1.23.2008

Federal Circuit Discusses Split Re Appellate Jurisdiction over Dismissals Without Prejudice

Per Doe v. U.S., --- F.3d ----, 2008 WL 170188 (Fed. Cir. Jan. 22, 2008):

[T]he government contends that the judgment is not final because the claims that were not dismissed for failure to state a claim were dismissed voluntarily and without prejudice. In the government's view, the judgment is not final because the claims that were dismissed voluntarily and without prejudice were not adjudicated. In support of its argument, the government relies on cases from the Second, Fifth, Seventh, and Eleventh Circuits that have found jurisdiction lacking when unresolved claims are voluntarily dismissed without prejudice. See Rabbi Jacob Joseph Sch. v. Province of Mendoza, 425 F.3d 207, 210 (2d Cir.2005) (“immediate appeal is unavailable to a plaintiff who seeks review of an adverse decision on some of its claims by voluntarily dismissing the others without prejudice.” (emphasis in original)); Marshall v. Kansas City S. Ry. Co., 378 F.3d 495, 499-500 (5th Cir.2004) (“a party cannot use voluntary dismissal without prejudice as an end-run around the final judgment rule” (emphasis in original)); West v. Macht, 197 F.3d 1185, 1189 (7th Cir.1999) (“The recent cases disallowing a sort of manufactured finality like that found in the present lawsuit are consistent with the fundamental policy disfavoring piecemeal appeals. Hence, West's voluntary dismissal without prejudice is under current law insufficient to create a final judgment.”); State Treasurer v. Barry, 168 F.3d 8, 11 (11th Cir.1999) ( “appellate jurisdiction over a non-final order cannot be created by dismissing the remaining claims without prejudice”).

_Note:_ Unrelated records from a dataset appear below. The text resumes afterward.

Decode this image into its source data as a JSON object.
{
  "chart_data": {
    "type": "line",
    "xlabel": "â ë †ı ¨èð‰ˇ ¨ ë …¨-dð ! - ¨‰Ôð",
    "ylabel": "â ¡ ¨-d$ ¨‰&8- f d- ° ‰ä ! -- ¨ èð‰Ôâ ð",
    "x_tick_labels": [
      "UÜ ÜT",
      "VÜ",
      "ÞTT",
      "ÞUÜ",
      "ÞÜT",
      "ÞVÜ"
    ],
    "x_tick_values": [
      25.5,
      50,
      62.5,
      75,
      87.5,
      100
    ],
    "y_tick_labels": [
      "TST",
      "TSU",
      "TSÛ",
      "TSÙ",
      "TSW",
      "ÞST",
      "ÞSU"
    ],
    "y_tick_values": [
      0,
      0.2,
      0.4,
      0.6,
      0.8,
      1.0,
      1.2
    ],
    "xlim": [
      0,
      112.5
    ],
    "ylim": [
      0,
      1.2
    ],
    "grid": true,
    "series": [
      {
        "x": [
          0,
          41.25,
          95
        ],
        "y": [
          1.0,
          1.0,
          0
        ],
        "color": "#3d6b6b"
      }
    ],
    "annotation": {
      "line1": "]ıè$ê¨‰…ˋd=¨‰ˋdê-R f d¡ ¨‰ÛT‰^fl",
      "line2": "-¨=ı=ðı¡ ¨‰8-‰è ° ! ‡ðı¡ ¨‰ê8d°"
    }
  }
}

Our court has not adopted that position. In Nystrom v. Trex Co ., 339 F.3d 1347 (2003), we addressed a claim of patent infringement that was dismissed on summary judgment of noninfringement. Id. at 1349. The defendant had filed a counterclaim for a declaratory judgment of invalidity and unenforceability, but the district court did not reach those issues. Id. Instead, the court entered judgment for the defendant and stayed the counterclaim pending appeal. Id. Because the counterclaim remained pending, we held that the summary judgment order was not an appealable final judgment. Id. at 1351. We discussed, however, four “avenues of appeal” that the district court could have followed for the parties to have an appeal “as a matter of right.” Id. at 1350-51. One of those avenues was that “the district court could have dismissed the counterclaim without prejudice (either with or without a finding that the counterclaim was moot) following the grant of summary judgment of non-infringement.” Id. at 1351.

In this case, we see no reason to disavow our statement in Nystrom regarding dismissals without prejudice. Several other circuits have also declined to follow a bright line rule that judgments must always be treated as nonfinal whenever unresolved claims are voluntarily dismissed without prejudice. In James v. Price Stern Sloan, 283 F.3d 1064, 1069-70 (9th Cir.2002), the Ninth Circuit reviewed the split among the circuits on this issue, and adopted a rule that “when a party that has suffered an adverse partial judgment subsequently dismisses remaining claims without prejudice with the approval of the district court, and the record reveals no evidence of intent to manipulate our appellate jurisdiction, the judgment entered after the district court grants the motion to dismiss is final and appealable.” In adopting that rule, the James court followed the Sixth Circuit's approach in Hicks v. NLO, Inc., 825 F.2d 118 (6th Cir.1987), and the Eighth Circuit's approach in Chrysler Motors Corp. v. Thomas Auto Co., 939 F.2d 538 (8th Cir.1991). See James, 283 F.3d at 1069-70. In those cases, the courts exercised appellate jurisdiction over cases in which the district court had entered final judgment at the parties' request by dismissing remaining claims without prejudice. Hicks, 825 F.2d at 120 (“we hold that plaintiff's dismissal with the concurrence of the court of the only count of her complaint which remained unadjudicated imparted finality to the District Court's earlier order granting summary judgment.”); Chrysler Motors, 939 F.2d at 540 (same). The James court also noted that, although the Seventh Circuit has declined to exercise jurisdiction in appeals following a dismissal without prejudice, “it has done so only where the record revealed that the district court and the parties have schemed to create jurisdiction over an essentially interlocutory appeal.” 283 F.3d at 1069 (citing United States v. Kaufmann, 985 F.2d 884 (7th Cir.1993), and Horwitz v. Alloy Auto Co., 957 F.2d 1431 (7th Cir.1992)).